Latest Developments in European Digital Strategy
Parallel ECB Initiatives
This private sector initiative complements the European Central Bank’s ongoing Digital Euro project, which entered its preparation phase in November 2023. The ECB aims to launch a retail Central Bank Digital Currency by the late 2020s.
Recent ECB communications underscore the urgency of European digital payment solutions. In August 2025, ECB President Christine Lagarde urged European lawmakers to “seize the ‘euro moment'” and rapidly establish digital euro legislative frameworks, citing US stablecoin dominance concerns.

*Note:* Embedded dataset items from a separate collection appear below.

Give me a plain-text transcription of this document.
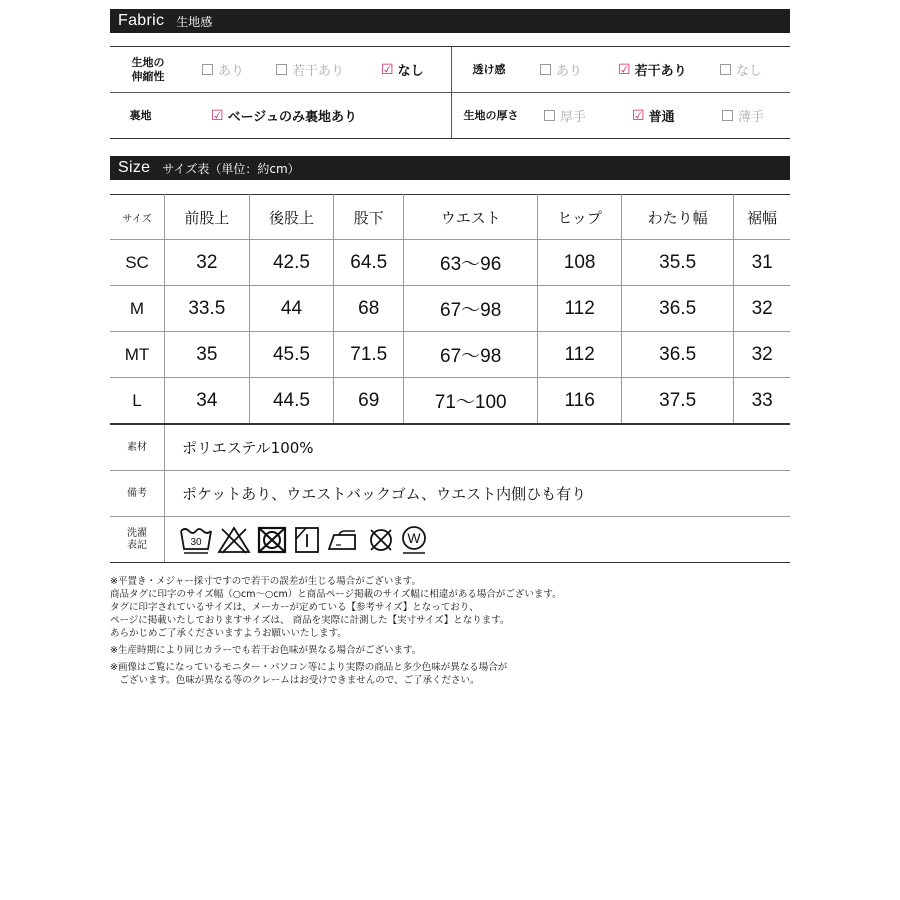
Fabric 生地感
生地の
伸縮性	あり	若干あり	☑ なし	透け感	あり	☑ 若干あり	なし
裏地	☑ ベージュのみ裏地あり	生地の厚さ	厚手	☑ 普通	薄手
Size サイズ表（単位：約cm）
サイズ	前股上	後股上	股下	ウエスト	ヒップ	わたり幅	裾幅
SC	32	42.5	64.5	63～96	108	35.5	31
M	33.5	44	68	67～98	112	36.5	32
MT	35	45.5	71.5	67～98	112	36.5	32
L	34	44.5	69	71～100	116	37.5	33
素材	ポリエステル100%
備考	ポケットあり、ウエストバックゴム、ウエスト内側ひも有り
洗濯
表記	30	W

※平置き・メジャー採寸ですので若干の誤差が生じる場合がございます。

商品タグに印字のサイズ幅（○cm～○cm）と商品ページ掲載のサイズ幅に相違がある場合がございます。

タグに印字されているサイズは、メーカーが定めている【参考サイズ】となっており、

ページに掲載いたしておりますサイズは、 商品を実際に計測した【実寸サイズ】となります。

あらかじめご了承くださいますようお願いいたします。

※生産時期により同じカラーでも若干お色味が異なる場合がございます。

※画像はご覧になっているモニター・パソコン等により実際の商品と多少色味が異なる場合が

　ございます。色味が異なる等のクレームはお受けできませんので、ご了承ください。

US Regulatory Developments
The timing coincides with significant US stablecoin regulation changes. The recently enacted GENIUS Act created a federal framework for stablecoin regulation, potentially accelerating US market growth while creating regulatory divergence with European approaches.
Historical Context and Banking Innovation
Learning from JPMorgan’s Success
The European initiative follows JPMorgan Chase’s precedent with JPM Coin, launched in 2019 as the first major US bank-issued stablecoin. JPM Coin processes over $1 billion daily and has handled approximately $1.5 trillion in total volume.
However, the European approach differs significantly. While JPM Coin operates on JPMorgan’s private blockchain primarily for institutional payments, the European stablecoin will use public blockchain infrastructure for broader market segments.
European Collaboration History
European banks have historically succeeded through collaboration, exemplified by the Single Euro Payments Area (SEPA) creation in 2008, which standardized euro payment processing across EU member states. This consortium model demonstrates institutional commitment to pan-European solutions.
The European Central Bank has researched central bank digital currencies since 2020, conducting extensive studies on distribution models and market impact. This research has informed both public CBDC development and private stablecoin frameworks.